State v. Jason K. Van Buren, 2008 WI App 26, PFR filed 1/23/08
For Van Buren: Waring R. Fincke
Issue/Holding: Possession of child pornography, § 948.12(1m), requires depiction of real, as opposed to “virtual,” children:
¶6 … Wisconsin Stat. § 948.12(1m) (2005-06)  criminalizes the knowing possession of any “photograph … of a child engaging in sexually explicit conduct.” To be convicted under this statute, a person (1) must know that he or she possesses the photograph, (2) must know the character and content of the sexually explicit conduct depicted, and (3) must know (or reasonably should know) “that the child engaged in sexually explicit conduct has not attained the age of 18 years.” Id.¶7 Van Buren states that the “statutory framework says absolutely nothing about actual or real, as opposed to computer generated or virtual, children. It does not address whether the State has to prove beyond a reasonable doubt that the person depicted in the material really exists or is actually under the age of 18.” These contentions are off the mark. The issue in Free Speech Coalition arose because the statutes there explicitly purported to restrict images of “non-real” children, i.e., images that “appear[ ] to be” or are “described” as images of children. See Free Speech Coalition, 535 U.S. at 241-42. But the Wisconsin statute speaks only of a “child,” and there is nothing to suggest that the statutory term “child” includes a “non-real” child. The statutes contain thousands upon thousands of nouns, very few of which are preceded by the word “real”—because “real” is implied in the general understanding of most nouns.

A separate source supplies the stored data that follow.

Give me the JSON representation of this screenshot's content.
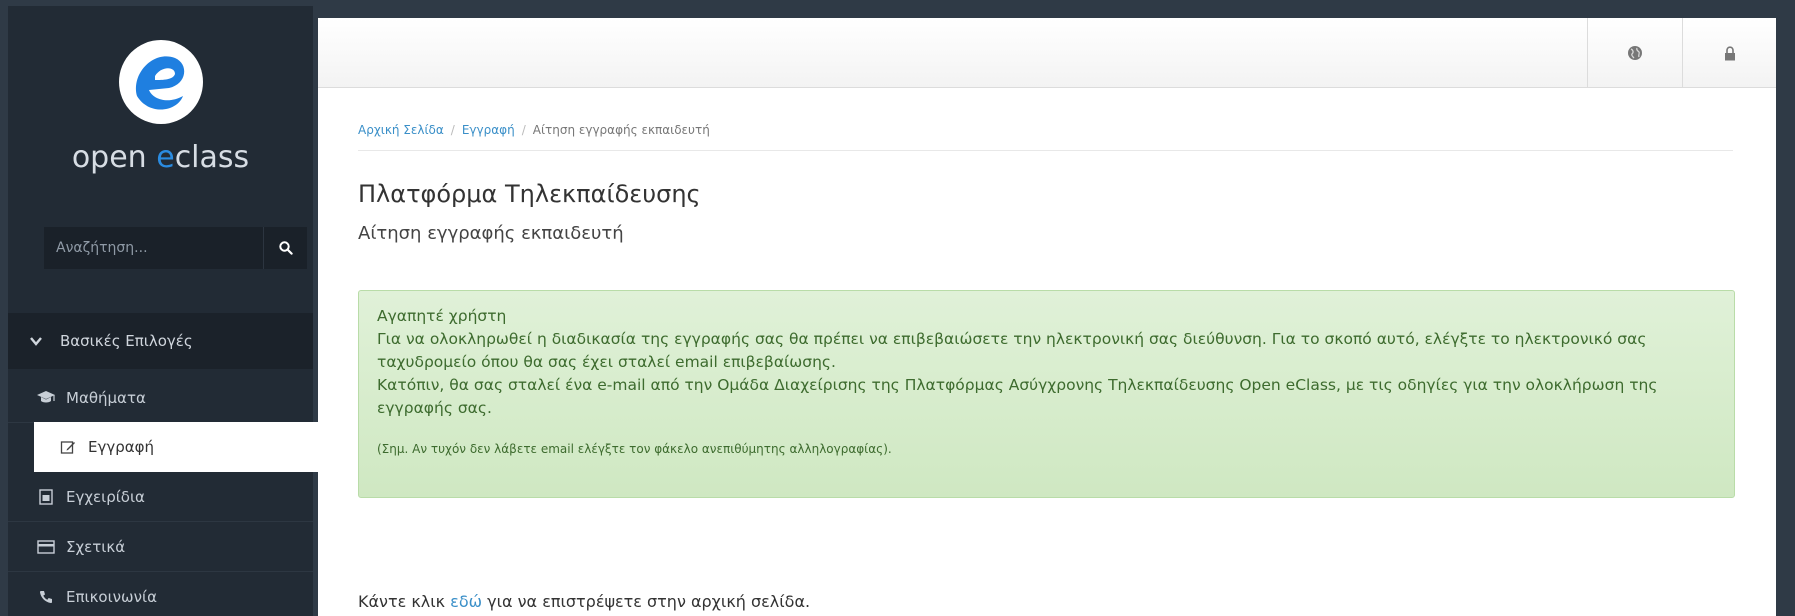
{
  "brand": {
    "text_prefix": "open ",
    "text_accent": "e",
    "text_suffix": "class",
    "accent_color": "#2a8be0"
  },
  "search": {
    "placeholder": "Αναζήτηση..."
  },
  "sidebar": {
    "section_title": "Βασικές Επιλογές",
    "items": [
      {
        "label": "Μαθήματα",
        "icon": "graduation-cap-icon",
        "active": false
      },
      {
        "label": "Εγγραφή",
        "icon": "edit-icon",
        "active": true
      },
      {
        "label": "Εγχειρίδια",
        "icon": "file-icon",
        "active": false
      },
      {
        "label": "Σχετικά",
        "icon": "credit-card-icon",
        "active": false
      },
      {
        "label": "Επικοινωνία",
        "icon": "phone-icon",
        "active": false
      }
    ]
  },
  "topbar": {
    "icons": [
      "globe-icon",
      "lock-icon"
    ]
  },
  "breadcrumb": {
    "home": "Αρχική Σελίδα",
    "registration": "Εγγραφή",
    "current": "Αίτηση εγγραφής εκπαιδευτή",
    "separator": "/"
  },
  "page": {
    "title": "Πλατφόρμα Τηλεκπαίδευσης",
    "subtitle": "Αίτηση εγγραφής εκπαιδευτή"
  },
  "alert": {
    "greeting": "Αγαπητέ χρήστη",
    "line1": "Για να ολοκληρωθεί η διαδικασία της εγγραφής σας θα πρέπει να επιβεβαιώσετε την ηλεκτρονική σας διεύθυνση. Για το σκοπό αυτό, ελέγξτε το ηλεκτρονικό σας ταχυδρομείο όπου θα σας έχει σταλεί email επιβεβαίωσης.",
    "line2": "Κατόπιν, θα σας σταλεί ένα e-mail από την Ομάδα Διαχείρισης της Πλατφόρμας Ασύγχρονης Τηλεκπαίδευσης Open eClass, με τις οδηγίες για την ολοκλήρωση της εγγραφής σας.",
    "note": "(Σημ. Αν τυχόν δεν λάβετε email ελέγξτε τον φάκελο ανεπιθύμητης αλληλογραφίας)."
  },
  "footer": {
    "before": "Κάντε κλικ ",
    "link": "εδώ",
    "after": " για να επιστρέψετε στην αρχική σελίδα."
  }
}
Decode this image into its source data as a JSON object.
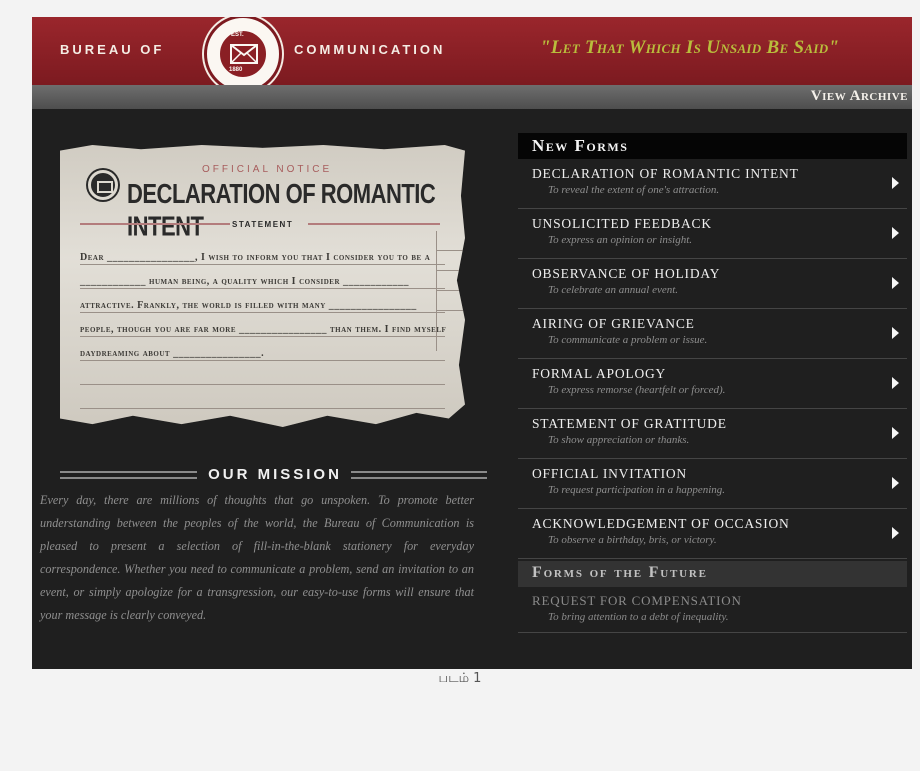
{
  "header": {
    "brand_left": "BUREAU OF",
    "brand_right": "COMMUNICATION",
    "seal": {
      "ring_text": "BUREAU OF COMMUNICATION",
      "est": "EST.",
      "year": "1880"
    },
    "motto": "\"Let That Which Is Unsaid Be Said\"",
    "view_archive": "View Archive"
  },
  "notice": {
    "official": "OFFICIAL NOTICE",
    "title": "DECLARATION OF ROMANTIC INTENT",
    "statement": "STATEMENT",
    "body": "Dear ________________, I wish to inform you that I consider you to be a ____________ human being, a quality which I consider ____________ attractive. Frankly, the world is filled with many ________________ people, though you are far more ________________ than them. I find myself daydreaming about ________________."
  },
  "mission": {
    "heading": "OUR MISSION",
    "text": "Every day, there are millions of thoughts that go unspoken. To promote better understanding between the peoples of the world, the Bureau of Communication is pleased to present a selection of fill-in-the-blank stationery for everyday correspondence. Whether you need to communicate a problem, send an invitation to an event, or simply apologize for a transgression, our easy-to-use forms will ensure that your message is clearly conveyed."
  },
  "menu": {
    "new_forms_title": "New Forms",
    "items": [
      {
        "title": "DECLARATION OF ROMANTIC INTENT",
        "desc": "To reveal the extent of one's attraction."
      },
      {
        "title": "UNSOLICITED FEEDBACK",
        "desc": "To express an opinion or insight."
      },
      {
        "title": "OBSERVANCE OF HOLIDAY",
        "desc": "To celebrate an annual event."
      },
      {
        "title": "AIRING OF GRIEVANCE",
        "desc": "To communicate a problem or issue."
      },
      {
        "title": "FORMAL APOLOGY",
        "desc": "To express remorse (heartfelt or forced)."
      },
      {
        "title": "STATEMENT OF GRATITUDE",
        "desc": "To show appreciation or thanks."
      },
      {
        "title": "OFFICIAL INVITATION",
        "desc": "To request participation in a happening."
      },
      {
        "title": "ACKNOWLEDGEMENT OF OCCASION",
        "desc": "To observe a birthday, bris, or victory."
      }
    ],
    "future_title": "Forms of the Future",
    "future_items": [
      {
        "title": "REQUEST FOR COMPENSATION",
        "desc": "To bring attention to a debt of inequality."
      }
    ]
  },
  "caption": "படம் 1"
}
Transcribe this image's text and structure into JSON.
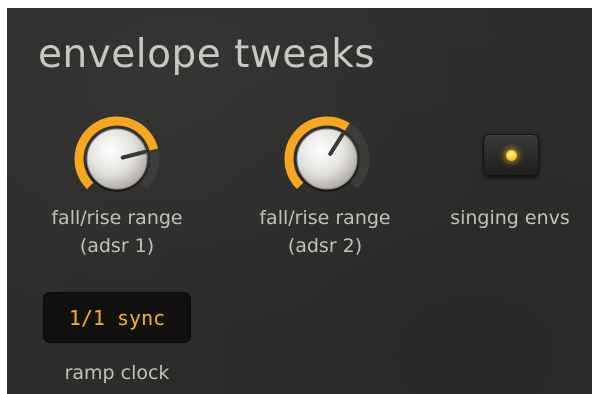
{
  "title": "envelope tweaks",
  "colors": {
    "accent": "#f5a623",
    "background": "#2f2e2c",
    "label": "#c2c0bb",
    "display_text": "#f0b51e"
  },
  "knobs": [
    {
      "label_line1": "fall/rise range",
      "label_line2": "(adsr 1)",
      "value": 0.78
    },
    {
      "label_line1": "fall/rise range",
      "label_line2": "(adsr 2)",
      "value": 0.62
    }
  ],
  "singing_envs": {
    "label": "singing envs",
    "led_on": true,
    "icon": "led-indicator-icon"
  },
  "ramp_clock": {
    "value": "1/1 sync",
    "label": "ramp clock"
  }
}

¶8 Admittedly, the situation may be somewhat different when one is discussing depictions of things; for example, one might say that the film Jurassic Park “depicts dinosaurs,” even though no real dinosaurs were used in the making of the film. But Wis. Stat. § 948.12(1m)(c) specifies that to be convicted under the statute, the person possessing the pornography must know or have reason to know “that the child engaged in sexually explicit conduct has not attained the age of 18 years.” This element does not speak of depictions at all, but rather of a “child [who] has not attained the age of 18 years.” This confirms that the plain language of § 948.12(1m) forbids only depictions of real children engaged in sexually explicit activity. 

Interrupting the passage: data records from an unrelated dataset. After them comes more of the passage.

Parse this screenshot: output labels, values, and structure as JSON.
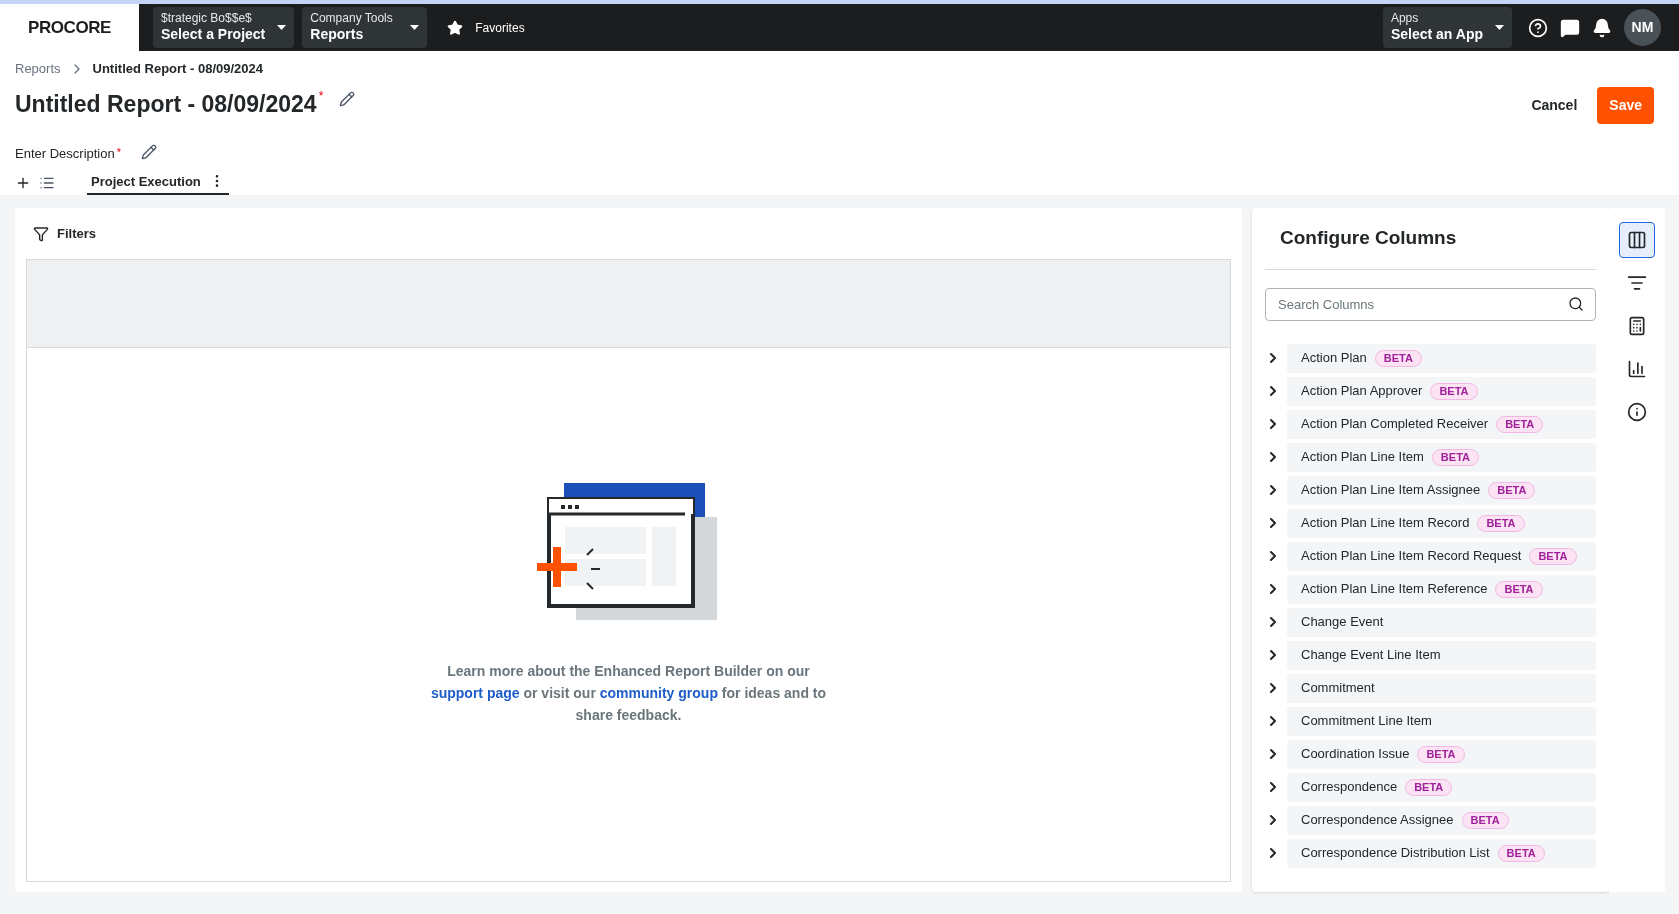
{
  "topbar": {
    "logo": "PROCORE",
    "project": {
      "label": "$trategic Bo$$e$",
      "value": "Select a Project"
    },
    "tool": {
      "label": "Company Tools",
      "value": "Reports"
    },
    "favorites": "Favorites",
    "apps": {
      "label": "Apps",
      "value": "Select an App"
    },
    "avatar": "NM"
  },
  "breadcrumb": [
    {
      "text": "Reports",
      "current": false
    },
    {
      "text": "Untitled Report - 08/09/2024",
      "current": true
    }
  ],
  "title": "Untitled Report - 08/09/2024",
  "required_mark": "*",
  "description": "Enter Description",
  "actions": {
    "cancel": "Cancel",
    "save": "Save"
  },
  "tabs": [
    {
      "label": "Project Execution",
      "selected": true
    }
  ],
  "filters": "Filters",
  "help_text": [
    {
      "kind": "text",
      "text": "Learn more about the Enhanced Report Builder on our "
    },
    {
      "kind": "link",
      "text": "support page"
    },
    {
      "kind": "text",
      "text": " or visit our "
    },
    {
      "kind": "link",
      "text": "community group"
    },
    {
      "kind": "text",
      "text": " for ideas and to share feedback."
    }
  ],
  "panel": {
    "title": "Configure Columns",
    "search_placeholder": "Search Columns",
    "columns": [
      {
        "name": "Action Plan",
        "badge": "BETA"
      },
      {
        "name": "Action Plan Approver",
        "badge": "BETA"
      },
      {
        "name": "Action Plan Completed Receiver",
        "badge": "BETA"
      },
      {
        "name": "Action Plan Line Item",
        "badge": "BETA"
      },
      {
        "name": "Action Plan Line Item Assignee",
        "badge": "BETA"
      },
      {
        "name": "Action Plan Line Item Record",
        "badge": "BETA"
      },
      {
        "name": "Action Plan Line Item Record Request",
        "badge": "BETA"
      },
      {
        "name": "Action Plan Line Item Reference",
        "badge": "BETA"
      },
      {
        "name": "Change Event"
      },
      {
        "name": "Change Event Line Item"
      },
      {
        "name": "Commitment"
      },
      {
        "name": "Commitment Line Item"
      },
      {
        "name": "Coordination Issue",
        "badge": "BETA"
      },
      {
        "name": "Correspondence",
        "badge": "BETA"
      },
      {
        "name": "Correspondence Assignee",
        "badge": "BETA"
      },
      {
        "name": "Correspondence Distribution List",
        "badge": "BETA"
      }
    ]
  },
  "side_tools": [
    {
      "kind": "columns",
      "selected": true
    },
    {
      "kind": "filter",
      "selected": false
    },
    {
      "kind": "calculator",
      "selected": false
    },
    {
      "kind": "chart",
      "selected": false
    },
    {
      "kind": "info",
      "selected": false
    }
  ]
}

Expert testimony on the issue is unnecessary:
¶12 We find the rationale of the Rodriguez-Pacheco majority far more convincing. We can explain our view on the issue no better than the First Circuit did:
In [ United States v. Nolan, 818 F.2d 1015 (1st Cir. 1987)], this circuit rejected a per se rule that the government must produce expert testimony in addition to the images themselves, in order to prove beyond a reasonable doubt that the images depicted are of real children.… The defendant in Nolan argued that “the prosecution failed to prove that the pictures were not composite representations or otherwise faked or doctored, or … computer-generated” or even “fabricated using photographs of nude children taken from legitimate sources.” Nolan held that the mere possibility, unsupported by evidence, that the images could have been produced by use of technology and not using real children was not sufficient to reject a lower court’s ruling founded on reasonable inferences derived from experience and common sense.
Rodriguez-Pacheco, 475 F.3d at 439 (citations omitted).
¶14 In this case, the jury was handed pictures that look, for all the world, like photographs of children engaged in sexually explicit conduct. The jury by its verdict drew the inference that the pictures were photographs of children engaged in sexually explicit conduct. Though Van Buren urges that one could also infer that the images were computer-generated, the task of an appellate court is not to search for inferences inconsistent with guilt. It is to accept the inferences drawn by the trier of fact “within the bounds of reason.” The jury concluded that the images here are just what they appear to be, and by no stretch of the imagination could we call that conclusion “incredible as a matter of law.”
The court leaves open (fn. 2) the statute’s coverage of “‘morphing’; i.e., innocent pictures of real children altered so that the children appear to be engaged in sexual activity.”